You would only be partially correct though. I may be at fancy parties in expensive hotels surrounded by rich socialites, but I never get to turn off. As a paid performer, you're always on, but projecting the illusion of letting loose. Don't get me wrong, I have an amazing job which I'm extremely thankful for, but would I rather sit at a bar drinking a beer with my buddy some weekends? You bet your ass I would. 

Another aspect of being a musician that everyone seems not to understand is free time. Have you ever had multiple appointments or classes in a day where they're not far enough apart to go home yet far enough apart that going right away is too early? You're left in this weird gray area where there isn't enough time to actually do or plan anything else. That's kind of what being a working musician is like. Can I plan a getaway in three months with my wife? Should we buy airline tickets and book a hotel? Probably not a good idea, because will I actually be free? Short answer-I don't know. Sure, solo gigs are easy enough to sub out, but if a band gig books, I'm shit out of luck. It's not like shift work where someone else can fill your spot. Everyone fills multiple roles within the band (for me that means setup, teardown, running sound, singing, and playing trombone) which makes finding a fill more trouble than just always keeping your schedule free. There are also dynamics within the group that exist and make gigs go smoothly, which would be upset by different people filling in, but that's a conversation for another time. 
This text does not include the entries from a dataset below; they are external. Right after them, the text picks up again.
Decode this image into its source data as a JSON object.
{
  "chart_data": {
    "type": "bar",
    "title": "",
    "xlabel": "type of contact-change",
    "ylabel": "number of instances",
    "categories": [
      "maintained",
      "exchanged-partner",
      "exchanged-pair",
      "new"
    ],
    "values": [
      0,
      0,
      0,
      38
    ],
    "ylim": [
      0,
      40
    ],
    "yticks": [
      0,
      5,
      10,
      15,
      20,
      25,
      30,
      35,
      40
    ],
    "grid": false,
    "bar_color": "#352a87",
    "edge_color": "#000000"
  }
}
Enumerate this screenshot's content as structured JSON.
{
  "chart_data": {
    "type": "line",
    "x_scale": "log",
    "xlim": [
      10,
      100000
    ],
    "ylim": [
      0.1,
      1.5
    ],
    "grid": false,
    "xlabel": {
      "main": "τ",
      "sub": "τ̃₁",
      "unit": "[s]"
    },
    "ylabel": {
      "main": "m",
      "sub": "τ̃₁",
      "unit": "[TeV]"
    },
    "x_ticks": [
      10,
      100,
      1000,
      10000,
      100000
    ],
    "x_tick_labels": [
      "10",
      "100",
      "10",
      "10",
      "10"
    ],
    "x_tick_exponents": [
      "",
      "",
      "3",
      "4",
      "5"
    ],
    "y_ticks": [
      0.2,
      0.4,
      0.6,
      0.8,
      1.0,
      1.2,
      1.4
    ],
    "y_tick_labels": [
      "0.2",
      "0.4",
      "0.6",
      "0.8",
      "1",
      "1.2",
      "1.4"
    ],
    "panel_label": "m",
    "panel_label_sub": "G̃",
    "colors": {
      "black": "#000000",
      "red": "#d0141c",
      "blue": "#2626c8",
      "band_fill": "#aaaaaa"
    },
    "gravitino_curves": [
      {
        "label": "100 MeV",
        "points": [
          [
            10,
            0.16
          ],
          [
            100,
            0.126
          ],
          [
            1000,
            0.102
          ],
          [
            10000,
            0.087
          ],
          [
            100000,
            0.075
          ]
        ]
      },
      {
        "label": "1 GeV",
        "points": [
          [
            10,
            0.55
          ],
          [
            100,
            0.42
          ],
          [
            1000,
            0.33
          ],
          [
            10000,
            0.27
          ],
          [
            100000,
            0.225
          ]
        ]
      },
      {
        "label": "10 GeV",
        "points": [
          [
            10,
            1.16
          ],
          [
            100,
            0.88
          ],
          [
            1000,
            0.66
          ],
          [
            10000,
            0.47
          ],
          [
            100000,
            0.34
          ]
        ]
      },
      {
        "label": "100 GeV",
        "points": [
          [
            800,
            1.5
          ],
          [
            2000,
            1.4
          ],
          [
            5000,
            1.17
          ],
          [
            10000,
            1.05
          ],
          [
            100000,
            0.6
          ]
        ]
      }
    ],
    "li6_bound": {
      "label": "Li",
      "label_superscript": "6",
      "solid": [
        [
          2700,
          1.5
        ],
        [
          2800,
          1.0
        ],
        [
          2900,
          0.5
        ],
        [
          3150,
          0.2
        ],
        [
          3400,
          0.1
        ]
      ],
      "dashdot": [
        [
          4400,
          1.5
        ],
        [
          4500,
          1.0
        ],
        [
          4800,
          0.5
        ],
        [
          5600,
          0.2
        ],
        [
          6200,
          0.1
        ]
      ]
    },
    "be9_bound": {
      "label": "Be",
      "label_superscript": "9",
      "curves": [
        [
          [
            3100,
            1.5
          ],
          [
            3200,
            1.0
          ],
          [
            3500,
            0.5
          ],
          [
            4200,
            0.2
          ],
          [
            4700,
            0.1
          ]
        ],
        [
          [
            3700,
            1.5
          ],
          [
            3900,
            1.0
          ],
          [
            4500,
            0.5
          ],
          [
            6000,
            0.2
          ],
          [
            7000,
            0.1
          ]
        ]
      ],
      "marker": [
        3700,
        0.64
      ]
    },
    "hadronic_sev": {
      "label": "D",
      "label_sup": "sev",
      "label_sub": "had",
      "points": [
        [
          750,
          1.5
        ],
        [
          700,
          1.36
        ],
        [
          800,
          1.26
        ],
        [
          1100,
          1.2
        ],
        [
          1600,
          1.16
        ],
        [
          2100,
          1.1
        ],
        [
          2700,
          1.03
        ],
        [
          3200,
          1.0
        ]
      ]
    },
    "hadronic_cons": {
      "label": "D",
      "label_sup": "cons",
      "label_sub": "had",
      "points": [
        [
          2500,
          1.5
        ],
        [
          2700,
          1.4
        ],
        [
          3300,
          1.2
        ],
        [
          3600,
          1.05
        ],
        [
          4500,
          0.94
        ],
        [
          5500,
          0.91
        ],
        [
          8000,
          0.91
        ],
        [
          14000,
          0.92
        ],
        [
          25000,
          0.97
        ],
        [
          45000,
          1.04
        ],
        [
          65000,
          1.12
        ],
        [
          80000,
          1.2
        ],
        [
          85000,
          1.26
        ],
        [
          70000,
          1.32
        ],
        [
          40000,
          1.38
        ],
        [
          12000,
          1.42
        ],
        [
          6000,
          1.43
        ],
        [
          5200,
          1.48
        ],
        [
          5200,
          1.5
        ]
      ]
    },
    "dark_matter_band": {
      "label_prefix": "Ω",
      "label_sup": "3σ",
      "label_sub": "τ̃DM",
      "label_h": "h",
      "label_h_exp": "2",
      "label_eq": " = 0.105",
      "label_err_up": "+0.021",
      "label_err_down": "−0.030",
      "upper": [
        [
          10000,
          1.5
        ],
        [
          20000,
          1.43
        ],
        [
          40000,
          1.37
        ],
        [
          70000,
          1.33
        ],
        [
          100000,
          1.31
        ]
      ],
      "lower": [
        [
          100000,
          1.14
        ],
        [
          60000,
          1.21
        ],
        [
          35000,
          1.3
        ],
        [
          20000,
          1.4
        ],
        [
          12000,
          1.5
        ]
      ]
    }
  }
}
Finally, you don't just fall ass backwards into work. This isn't The Voice. You don't get scouted. You grind. When I first moved to Naples, I had a very small amount of work with the band. Very, very small. There wasn't work to be done. I helped moved gear on about 3 gigs over the course of a month. Yeah, very small. I also had no solo set ready and really only moved down when I did out of eagerness to start my new life. I had the choice between finding my own gigs and getting a normal job, so I obviously did everything I could to avoid working like that again. It just isn't for me. The next month of my life consisted of learned 100+ tunes just to have a solid solo act, creating a spreadsheet consisting of every bar, restaurant, and venue that possibly did live music, and cold calling each and every one of them. Work is there if you grind hard enough to find it. I did whatever I could to get my foot in the door.
"I'll play the first gig free and we'll book more if you like me"
"Beer and pizza is all you have? Yeah, I'm free that night anyway"
"You want my first born son? Of course, please take the second born too"
Even with all of that, it didn't work out for me right away. I ended up getting a job as a waiter and quitting a week later because all of that hard work I had put in paid off. I was getting more gigs than I could handle while simultaneously having a serving job. I've been free of that kind of job ever since. Everyone wants my job but nobody wants to put in the unseen work. A three hour contract can actually mean more like six hours of work, which doesn't even include all of the practice hours before you arrive on site. Life as a working musician is great, but it certainly isn't charmed.